L’édification d’une capitale

La région était déjà habitée par des peuples autochtones il y a 9 000 ans, et des peuples nomades s’y arrêtaient pour portager et faire du troc. Des preuves archéologiques indiquent d’ailleurs que la région était une plaque tournante commerciale animée voilà quelque 6 000 ans. La toponymie actuelle reflète les noms que les Anishinabés ont attribués aux lieux de rencontre et d’échange, comme Ottawa (« le chemin qui marche ») et Kitchissippi (« grande rivière »). Des obstacles à la navigation ont donné lieu à des établissements aux extrémités des sentiers de portage, et un des plus importants de ceux-ci était la chute des Chaudières (Akikodjiwan ou Kîshkâbikedjiwan), où Samuel de Champlain lui-même a été témoin de cérémonies au début des années 1600.

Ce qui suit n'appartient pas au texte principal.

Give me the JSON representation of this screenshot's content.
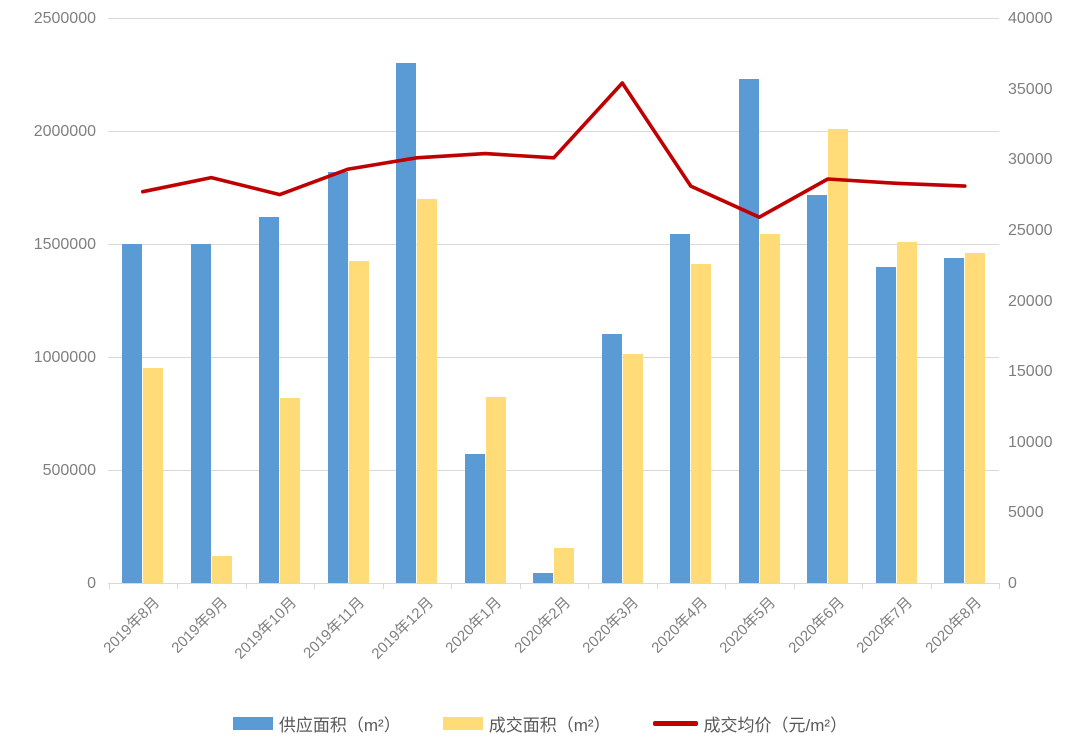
{
  "chart_data": {
    "type": "bar",
    "combo": "bar+line",
    "title": "",
    "categories": [
      "2019年8月",
      "2019年9月",
      "2019年10月",
      "2019年11月",
      "2019年12月",
      "2020年1月",
      "2020年2月",
      "2020年3月",
      "2020年4月",
      "2020年5月",
      "2020年6月",
      "2020年7月",
      "2020年8月"
    ],
    "series": [
      {
        "name": "供应面积（m²）",
        "type": "bar",
        "axis": "left",
        "color": "#5b9bd5",
        "values": [
          1500000,
          1500000,
          1620000,
          1820000,
          2300000,
          570000,
          45000,
          1100000,
          1545000,
          2230000,
          1715000,
          1400000,
          1440000
        ]
      },
      {
        "name": "成交面积（m²）",
        "type": "bar",
        "axis": "left",
        "color": "#ffdc78",
        "values": [
          950000,
          120000,
          820000,
          1425000,
          1700000,
          825000,
          155000,
          1015000,
          1410000,
          1545000,
          2010000,
          1510000,
          1460000
        ]
      },
      {
        "name": "成交均价（元/m²）",
        "type": "line",
        "axis": "right",
        "color": "#c00000",
        "values": [
          27700,
          28700,
          27500,
          29300,
          30100,
          30400,
          30100,
          35400,
          28100,
          25900,
          28600,
          28300,
          28100
        ]
      }
    ],
    "left_axis": {
      "min": 0,
      "max": 2500000,
      "step": 500000,
      "ticks": [
        0,
        500000,
        1000000,
        1500000,
        2000000,
        2500000
      ]
    },
    "right_axis": {
      "min": 0,
      "max": 40000,
      "step": 5000,
      "ticks": [
        0,
        5000,
        10000,
        15000,
        20000,
        25000,
        30000,
        35000,
        40000
      ]
    },
    "grid": true,
    "legend_position": "bottom",
    "colors": {
      "gridline": "#d9d9d9",
      "axis_text": "#7f7f7f",
      "legend_text": "#595959"
    }
  }
}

Carte illustrant les routes qu’empruntaient les peuples autochtones il y a plus de 6 000 ans Source : CCN
Carte illustrant les routes qu’empruntaient les peuples autochtones il y a plus de 6 000 ans
Source : CCN

Les origines de la capitale contemporaine remontent à la construction du canal Rideau, après la guerre de 1812, qui a permis d’établir une voie de navigation sécuritaire entre Toronto et Montréal. Le colonel John By, commandant du Corps royal du génie chargé de creuser le canal, avait installé un petit établissement sur cette route à l’endroit où se trouve Ottawa aujourd’hui. La ville, située à la frontière du Haut et du Bas-Canada et appelée Bytown à l’époque, s’est développée avec le commerce du bois et a été renommée Ottawa en 1855. Deux ans plus tard, la Reine Victoria l’a désignée capitale de la Province unie du Canada, ou Canada-Uni. À cette époque, sa population n’était que de 16 000 habitants. La géographie de la région a été déterminante dans le choix de cet emplacement pour la capitale : celui-ci se trouve à une distance sécuritaire de la frontière américaine et permet de réunir les deux Canadas.

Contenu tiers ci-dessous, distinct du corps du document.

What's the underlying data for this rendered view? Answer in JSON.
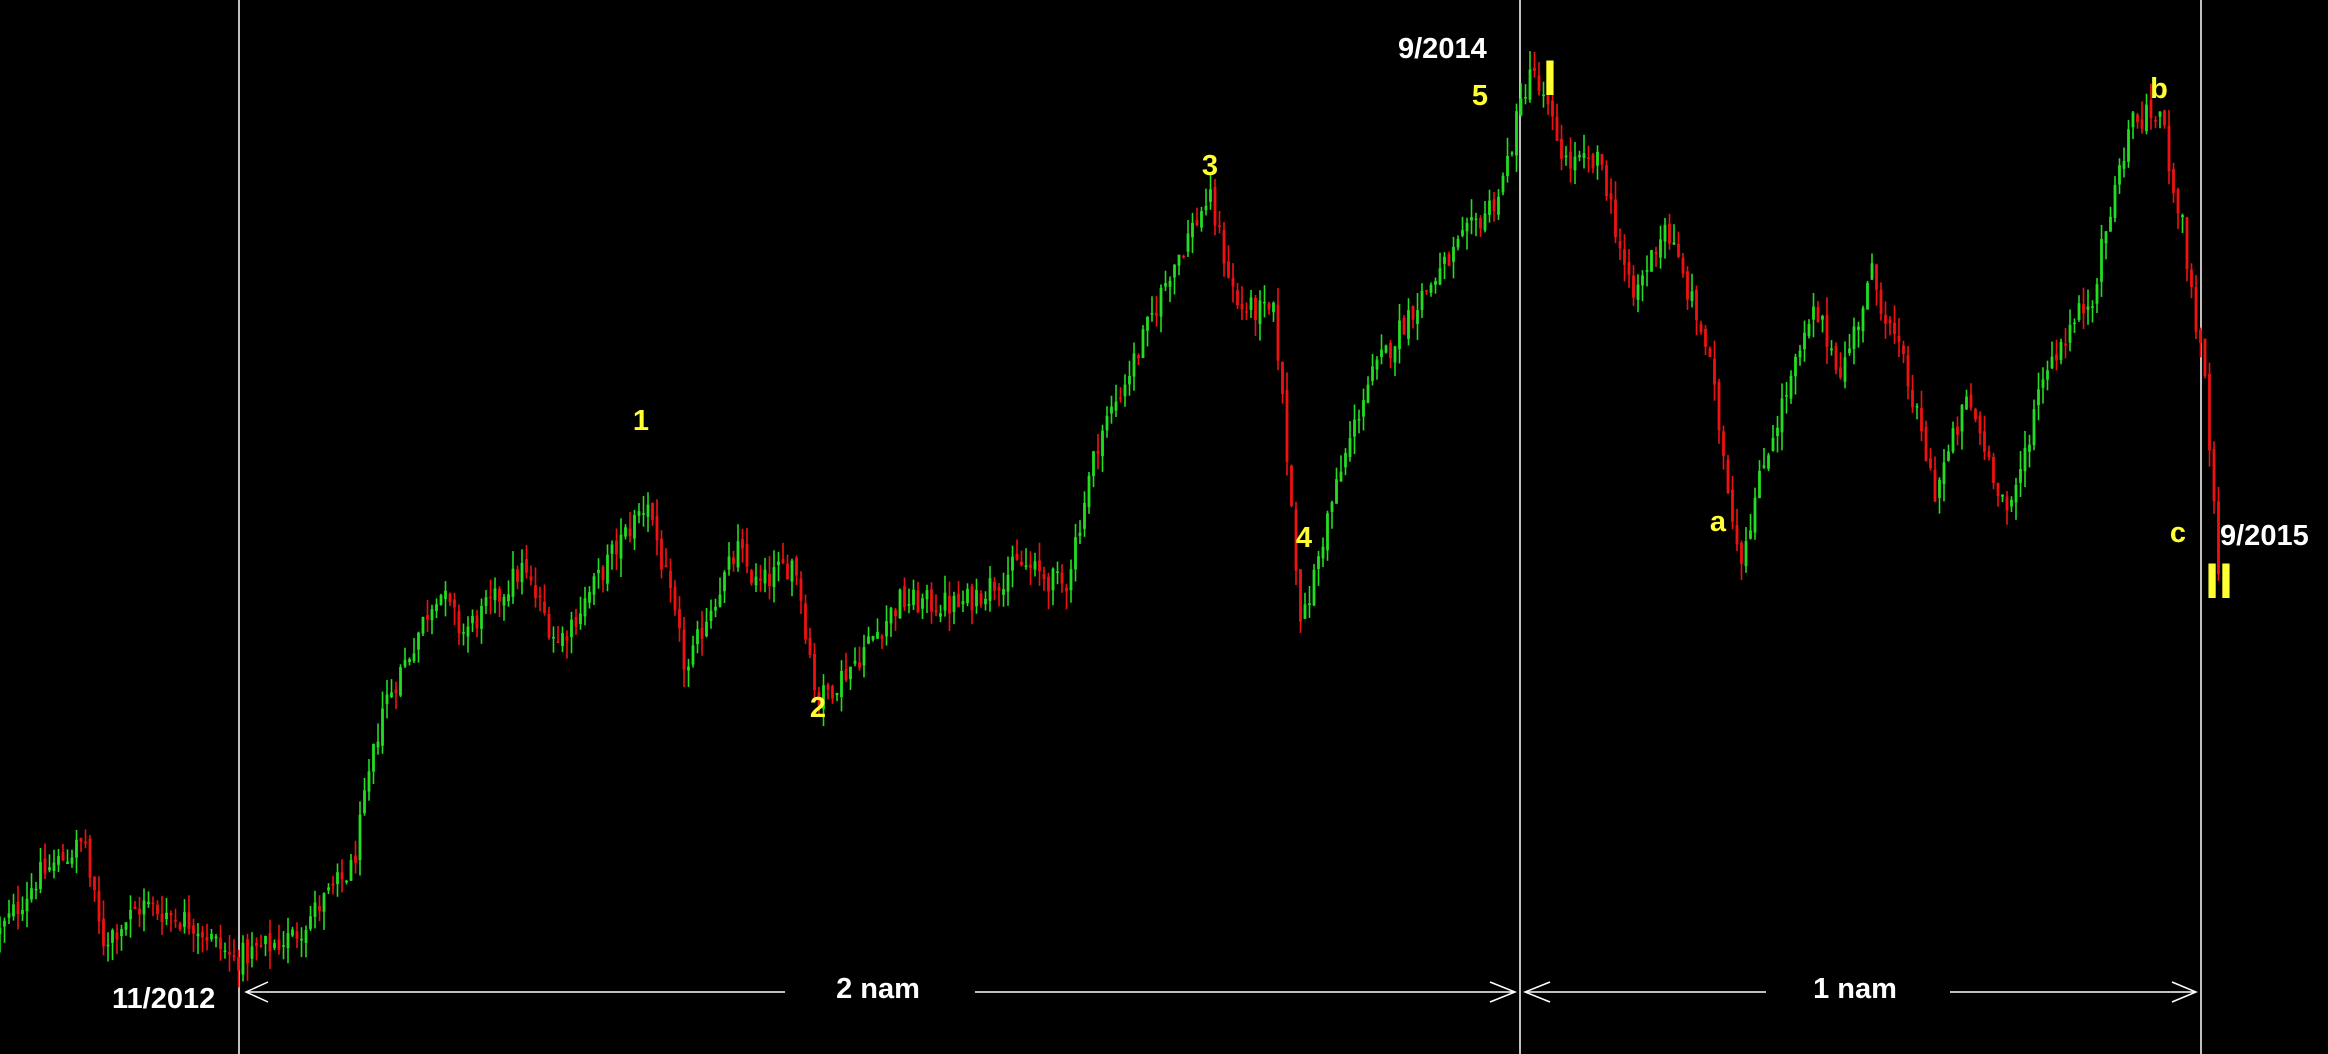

Malgré ces avantages, la capitale ne ravissait pas tous les premiers ministres de ce jeune pays. En 1884, jugeant qu’elle « n’[était] pas une belle ville », le septième premier ministre du Canada, Sir Wilfrid Laurier, a mis au défi son gouvernement de l’améliorer. Débuta alors plus d’un siècle d’édification du milieu urbain de la capitale fédérale. Le Plan poursuit donc la mission que se sont donnée nos prédécesseurs de créer une capitale belle et digne.